Tuesday, December 29, 2009

New Times: "Toothless" Commission on Ethics Gives Legislators Something to Chew On

[UPDATED] "Toothless" Commission on Ethics Gives Legislators Something to Chew On
By Thomas Francis in Florida, Politics
Mon., Dec. 14 2009 @ 9:37AM

The political scandals in Broward County have roused the Florida Commission on Ethics from its comatose state. An outfit derided as "toothless" is asking the Florida Legislature to give it a new set of chompers with which to discourage corruption, the St. Petersburg Times reports. There are several items on the commission's holiday wish list, but this is the big one:

Lowering the burden of proof for a violation, from the current standard of clear and convincing evidence to a preponderance of the evidence.

In essence, that's the difference between a commission that exists mainly for symbolic purposes (as the current one) and one that can perform its stated mission of discouraging political corruption.

The paper talked to an attorney, Mark Herron, who used to serve on the commission and now defends politicians who are investigated by the commission. (Cute little reversal, isn't it?)

"By reducing the burden of proof, you're doing a disservice to the entire process," Herron said. "If you're going to damage someone's reputation and call them a corrupt public official, you ought to have a clear and convincing standard."

In other words, if you only have a preponderance of evidence pointing to a politician's guilt, then that politician should be exonerated.

Because that is the effect. Here's how the process currently works. A complaint is filed against a public official -- the commission gets some 200 per year. Each is assigned to one of the commission's six investigators. Those investigators can subpoena documents and take sworn testimony, though with a huge caseload, they have to do a cursory job of it.

The Florida Attorney General appoints two attorneys to act as "commission advocates," who look at investigators' reports and decide whether that "clear and convincing" standard has been met. It's at this crucial point where a crooked politician can wriggle off the hook.

Because even if that complaint produces a "preponderance of evidence" pointing toward guilt, it's not enough. According to spokeswoman Kerrie Stillman, the commission received 208 complaints last year, 81 of which were at least valid enough to be presented at probable cause hearings. Of those, only 23 were found to have a chance of meeting that "clear and convincing" standard. The rest -- 58 complaints -- were tossed.

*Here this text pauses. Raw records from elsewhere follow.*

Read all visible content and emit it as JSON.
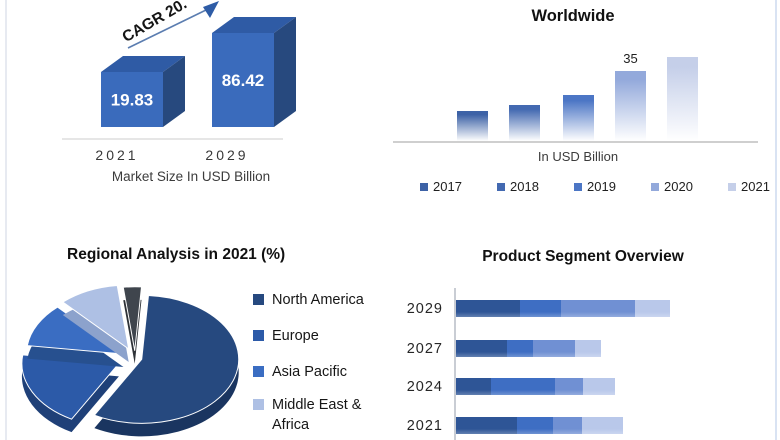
{
  "frame": {
    "background": "#ffffff",
    "left_border_color": "#e7eaf1",
    "right_border_color": "#d9e3f3"
  },
  "chart_data": [
    {
      "id": "market-size",
      "type": "bar",
      "style": "3d-column",
      "title": "Market Size In USD Billion",
      "annotation": "CAGR 20.",
      "categories": [
        "2021",
        "2029"
      ],
      "values": [
        19.83,
        86.42
      ],
      "value_labels": [
        "19.83",
        "86.42"
      ],
      "bar_front_color": "#3a6bbc",
      "bar_top_color": "#2f5ba5",
      "bar_side_color": "#27497e",
      "arrow_color": "#2e5ca6",
      "value_label_color": "#ffffff"
    },
    {
      "id": "worldwide",
      "type": "bar",
      "title": "Worldwide",
      "xlabel": "In USD Billion",
      "categories": [
        "2017",
        "2018",
        "2019",
        "2020",
        "2021"
      ],
      "values": [
        15,
        18,
        23,
        35,
        42
      ],
      "data_labels": [
        "",
        "",
        "",
        "35",
        ""
      ],
      "colors": [
        "#3d62a6",
        "#4369b1",
        "#4c76c5",
        "#93a9db",
        "#c5cfe9"
      ],
      "legend_position": "bottom",
      "gradient_fade": true,
      "ylim": [
        0,
        45
      ]
    },
    {
      "id": "regional",
      "type": "pie",
      "title": "Regional Analysis in 2021 (%)",
      "labels": [
        "North America",
        "Europe",
        "Asia Pacific",
        "Middle East & Africa",
        ""
      ],
      "values": [
        57,
        19,
        11,
        10,
        3
      ],
      "colors": [
        "#26497f",
        "#2c5aa8",
        "#3a6dc2",
        "#aec0e4",
        "#3f454d"
      ],
      "side_colors": [
        "#1a3560",
        "#1f4078",
        "#27508f",
        "#8ca2cc",
        "#2e3237"
      ],
      "legend_position": "right"
    },
    {
      "id": "product-segment",
      "type": "bar",
      "orientation": "horizontal",
      "stacked": true,
      "title": "Product Segment Overview",
      "categories": [
        "2029",
        "2027",
        "2024",
        "2021"
      ],
      "series": [
        {
          "name": "",
          "values": [
            64,
            51,
            35,
            61
          ]
        },
        {
          "name": "",
          "values": [
            41,
            26,
            64,
            36
          ]
        },
        {
          "name": "",
          "values": [
            74,
            42,
            28,
            29
          ]
        },
        {
          "name": "",
          "values": [
            35,
            26,
            32,
            41
          ]
        }
      ],
      "colors": [
        "#2e5596",
        "#3e6ec3",
        "#7090d3",
        "#b9c8ea"
      ]
    }
  ]
}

You can bet there was some crooked pols in that batch, all breathing a sigh of relief, all able to tell voters they'd been cleared by the ethics commission. Those politicians could then resume their corrupt activity with a fresh feeling of invincibility.

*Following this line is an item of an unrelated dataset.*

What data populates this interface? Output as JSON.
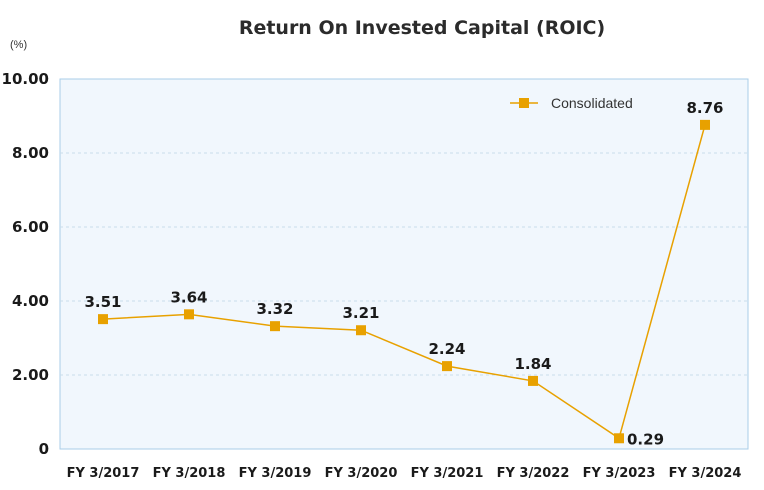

Of the 23 cases that established probable cause, 11 cases collapsed before they could make it to the final stage: a hearing before an administrative law judge, who rules based (again) on that very difficult standard.

Not only is the commission not making Florida less corrupt. It may be making it more corrupt. Because though county prosecutors can still bring criminal charges against a politician, why would he add to his towering caseload when that politician's defense attorney can tell a jury that the Florida Commission on Ethics dismissed a complaint against his client?

Herron says the wish list is "dead on arrival." If anything, the commission isn't asking for enough. To really be effective, it will also need a bigger staff.

But let's not get our hopes up. The proposal will land in the Senate Ethics and Elections Committee, chaired by Sen. John Thrasher of St. Augustine -- a veritable fox guarding the hen house. From the Times article:

Thrasher has been cited twice for ethics violations, once as a House member for illegally representing a client for a state agency and later for lobbying the Legislature less than two years after leaving office.

As a Clay County commissioner in 2006, Thrasher was cleared by the commission of an ethics allegation after he voted to award a contract to a garbage firm he had represented as a lobbyist.

As House speaker in 1999, Thrasher blocked legislation that would have beefed up the ethics commission's power, saying it could lead to "witch hunts."

A previous version of this post stated that the FCE cannot subpoena documents or take sworn testimony. In fact, the commission is able to perform those tasks, though it's ill-equipped to do so with only six investigators who tackle some 200 annual complaints.